Call to lift the bar on licences
BEAUFORT Street Merchant owner Scott Taylor has had to “jump through hoops” to apply for liquor licences for his three businesses.
The small business owner has backed the WA Labor Party’s commitment to relax the Liquor Licensing policy if elected in 2017.
Mr Taylor said he wanted more flexible liquor licensing laws that don’t require operators to “jump through hoops”.
“It is the very definition of a nanny state,” he said.
“We are not going to descend into chaos and anarchy if someone has a glass of wine after 12.30am at a bar.”
In response to the City of Subiaco’s new Liquor Licensing Policy last year, Llama Bar owner Tim Monaghan said “relaxing the barriers to entry” for new bars was the key to Subiaco regaining its status as a vibrant suburb.

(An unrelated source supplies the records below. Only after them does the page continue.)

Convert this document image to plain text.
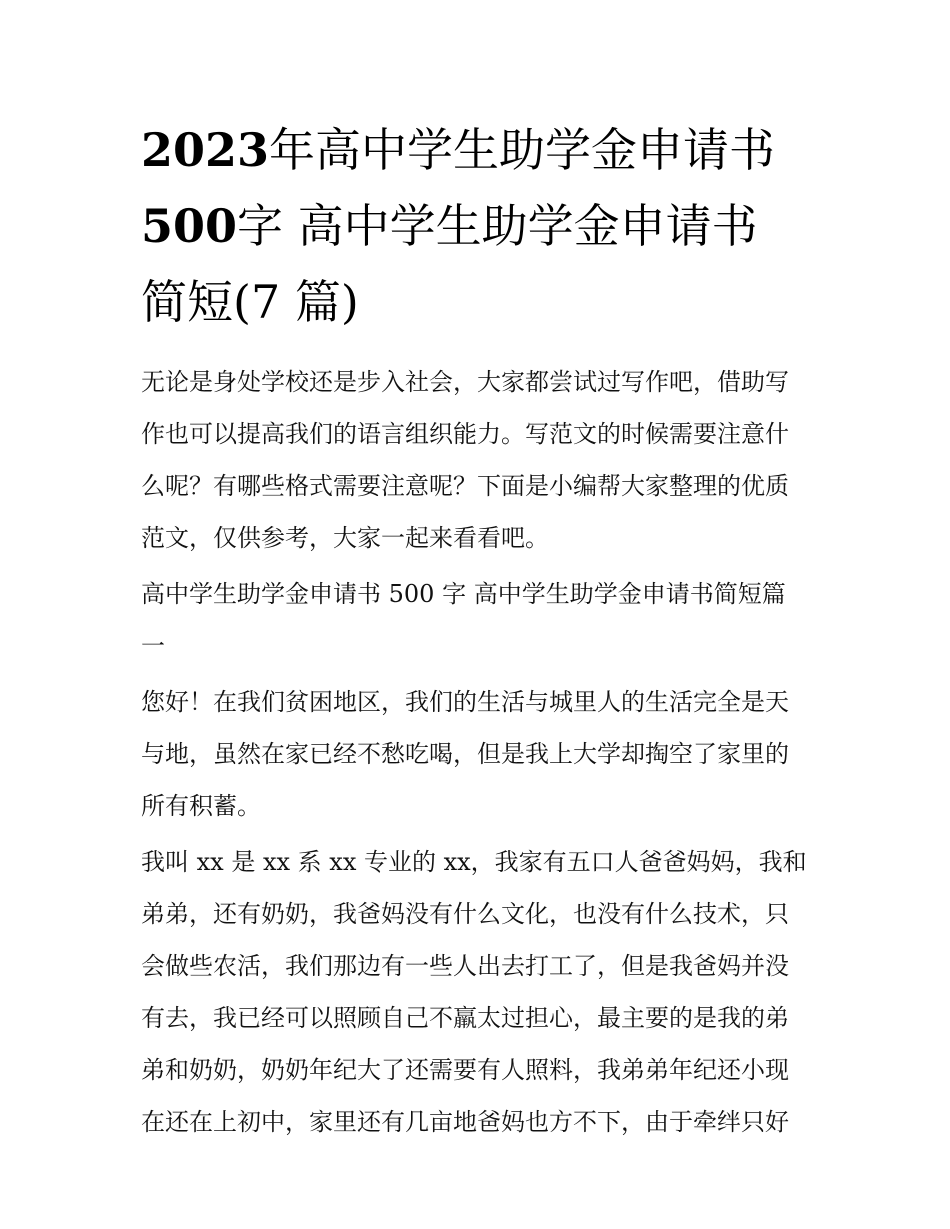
2023年高中学生助学金申请书
500字 高中学生助学金申请书
简短(7 篇)

无论是身处学校还是步入社会，大家都尝试过写作吧，借助写
作也可以提高我们的语言组织能力。写范文的时候需要注意什
么呢？有哪些格式需要注意呢？下面是小编帮大家整理的优质
范文，仅供参考，大家一起来看看吧。

高中学生助学金申请书 500 字 高中学生助学金申请书简短篇
一

您好！在我们贫困地区，我们的生活与城里人的生活完全是天
与地，虽然在家已经不愁吃喝，但是我上大学却掏空了家里的
所有积蓄。

我叫 xx 是 xx 系 xx 专业的 xx，我家有五口人爸爸妈妈，我和
弟弟，还有奶奶，我爸妈没有什么文化，也没有什么技术，只
会做些农活，我们那边有一些人出去打工了，但是我爸妈并没
有去，我已经可以照顾自己不羸太过担心，最主要的是我的弟
弟和奶奶，奶奶年纪大了还需要有人照料，我弟弟年纪还小现
在还在上初中，家里还有几亩地爸妈也方不下，由于牵绊只好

Mayor Heather Henderson said the City’s policy was a priority to help encourage entrepreneurs to consider Subiaco for new business.
“It frees up the bureaucracy that has surrounded this for quite some time,” she said.
Mr Taylor currently has liquor licence applications pending for Beaufort Street Merchant, Enrique’s School for to Bullfighting and a small speakeasy themed bar with the working name, Jnr.
“I submitted the application on December 23,” he said. “I would expect approval within three months but I’m sure there will be some conditions.”
Opposition Leader Mark McGowan said he wanted to “throw open the doors” to make it easier for small bars and restaurants to get liquor licences.
“If we want a more vibrant culture in our city and communities, we need to move away from this one- size- fits- all approach to liquor licensing,” he said.
If elected in 2017, Mr McGowan said he would make changes to the Liquor Control Act 1988 to give the same legal weight to tourism bodies as the Police Commissioner and Public Health executive director.
Racing and Gaming Minister Colin Holt said it was not possible to legislate to restrict police from making objections or intervening in liquor licensing.
“The ability for WA Police to intervene or object is an important and necessary part of the liquor licensing process as this is the means by which the Director of Liquor Licensing can gain access to the full range of information needed to conduct a proper public interest assessment,” he said.
Australian Hotels Association WA chief executive Bradley Woods said the WA Police and Department of Public Health’s ongoing objections to licences were a barrier to advancing tourism in WA.